Massie himself went to the CPAC. But he had refused to quarantine himself. Instead, he returned to Kentucky and raised a fundraiser. He never returned to Washington to vote. According to Northern Kentucky Tea Party’s Facebook photos, the congressman was on a fundraiser to support his re-election on March 12. He spoke to supporters and talked to them over a beer in a ballroom at the Holiday Inn outside of Cincinnati.
The next day, Massie appeared on the Tom Red Morning Show, dismissed COVID-19 as “kung flu,” and joked that those who became ill with CPAC might have something different. “Half of my colleagues,” said Massie, “who knows what their lifestyle means.”
In addition to downplaying the need to be in Washington to vote on legislation, the Congressman has also criticized the Phase 2 bill itself. “What will happen is that the Democrats and Republicans will unfortunately try to outdo each other and spend more money than the other on each of their projects,” he predicted.
Two weeks later, when Congress leaders signed a $ 2 trillion COVID-19 Phase 3 response package with the White House, the situation had gotten much worse. Some members of Congress were still in quarantine, but public health experts also warned the public against traveling and gathering in places where they would be on top of one another – such as in the convention halls.

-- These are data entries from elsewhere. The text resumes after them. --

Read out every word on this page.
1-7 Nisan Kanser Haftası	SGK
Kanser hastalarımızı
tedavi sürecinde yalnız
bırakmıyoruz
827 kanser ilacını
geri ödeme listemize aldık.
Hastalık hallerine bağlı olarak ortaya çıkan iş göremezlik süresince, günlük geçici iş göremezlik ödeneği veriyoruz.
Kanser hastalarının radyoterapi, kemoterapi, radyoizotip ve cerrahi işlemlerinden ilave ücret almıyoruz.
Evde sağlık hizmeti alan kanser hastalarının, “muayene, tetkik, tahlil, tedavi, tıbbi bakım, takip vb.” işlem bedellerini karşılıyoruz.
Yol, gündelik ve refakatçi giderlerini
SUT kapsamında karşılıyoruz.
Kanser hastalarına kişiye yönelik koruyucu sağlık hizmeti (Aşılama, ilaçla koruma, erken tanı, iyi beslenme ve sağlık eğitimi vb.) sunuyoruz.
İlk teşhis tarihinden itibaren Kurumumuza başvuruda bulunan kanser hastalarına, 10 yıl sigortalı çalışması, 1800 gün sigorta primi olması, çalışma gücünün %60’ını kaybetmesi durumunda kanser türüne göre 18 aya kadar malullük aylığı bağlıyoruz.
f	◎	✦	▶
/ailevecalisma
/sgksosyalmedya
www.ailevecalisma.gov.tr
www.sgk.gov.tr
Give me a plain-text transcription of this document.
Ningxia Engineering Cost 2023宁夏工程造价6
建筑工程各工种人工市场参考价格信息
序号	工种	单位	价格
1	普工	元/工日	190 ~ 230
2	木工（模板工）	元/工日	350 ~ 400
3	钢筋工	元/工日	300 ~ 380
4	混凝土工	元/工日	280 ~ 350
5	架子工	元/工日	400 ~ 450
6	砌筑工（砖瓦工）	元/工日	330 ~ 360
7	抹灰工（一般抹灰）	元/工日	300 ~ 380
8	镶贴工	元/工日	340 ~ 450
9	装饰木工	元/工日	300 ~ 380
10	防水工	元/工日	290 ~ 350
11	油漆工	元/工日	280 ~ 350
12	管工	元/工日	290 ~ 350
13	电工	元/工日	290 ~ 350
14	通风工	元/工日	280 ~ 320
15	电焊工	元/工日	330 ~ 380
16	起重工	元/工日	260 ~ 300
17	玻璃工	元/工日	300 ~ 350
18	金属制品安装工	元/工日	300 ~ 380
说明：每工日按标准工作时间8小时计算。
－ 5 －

Given these challenges, the House leadership in both parties pushed for the Chamber to approve it with “unanimous approval” – a parliamentary maneuver that allows a very small group of legislators to pass a law while no member is physically present to register their appeal.
At that point, Massie decided not only to show up and vote against the measure, but to request that each member be included in the file with his or her vote. He shot back to Washington and told reporters that he was ready to unanimously stop the bill from being passed. The staunch financial conservative, who basically disagrees with all the bills, described this as a matter of existential importance for the republic so that the legislature’s positions on a historically massive bill can be documented.
The threat prompted spokeswoman Nancy Pelosi (D-CA) and GOP leader Kevin McCarthy (R-CA) to make efforts to ensure that there are enough legislators in the chamber to hold a so-called vote for the more legislators than only Massie would be required to object to a roll call vote.
On March 26th and 27th, tired Congressmen boarded empty planes to DC and drove to Wisconsin to vote. Massie later told Politico that he had been offered offers to make him give up his stunt and that he was being threatened. When nothing could stop Massie, Trump corrected this threat himself on the morning of the vote with a tweet and called him a “third-rate” grandstander.
When the time came to vote, Massie registered his rejection of the unanimous request for approval – “I came here to ensure that our republic would not die by unanimous approval and an empty chamber,” he said – but was quickly put down. No roll call vote was enforced and his step was small, except that a number of lawmakers were forced to travel to DC amid a pandemic. Democratic and Republican lawmakers openly complained about the inconvenience. In a conversation with Senator Dan Sullivan (R-AK) overheard by reporters, Rep. Sean Patrick Maloney (D-N.Y.) Called Massie a “fool”.
Massie is currently facing a major challenge from Todd McMurtry, a lawyer who represented students at Kentucky Catholic Covington High School in defamation cases resulting from a confrontation with indigenous activists in Washington in 2018. McMurtry’s campaign told The Wall Street Journal Since Massie’s big stunt, he’s raised $ 300,000. Massie meanwhile said he broke donation records and grossed at least $ 214,000 last week.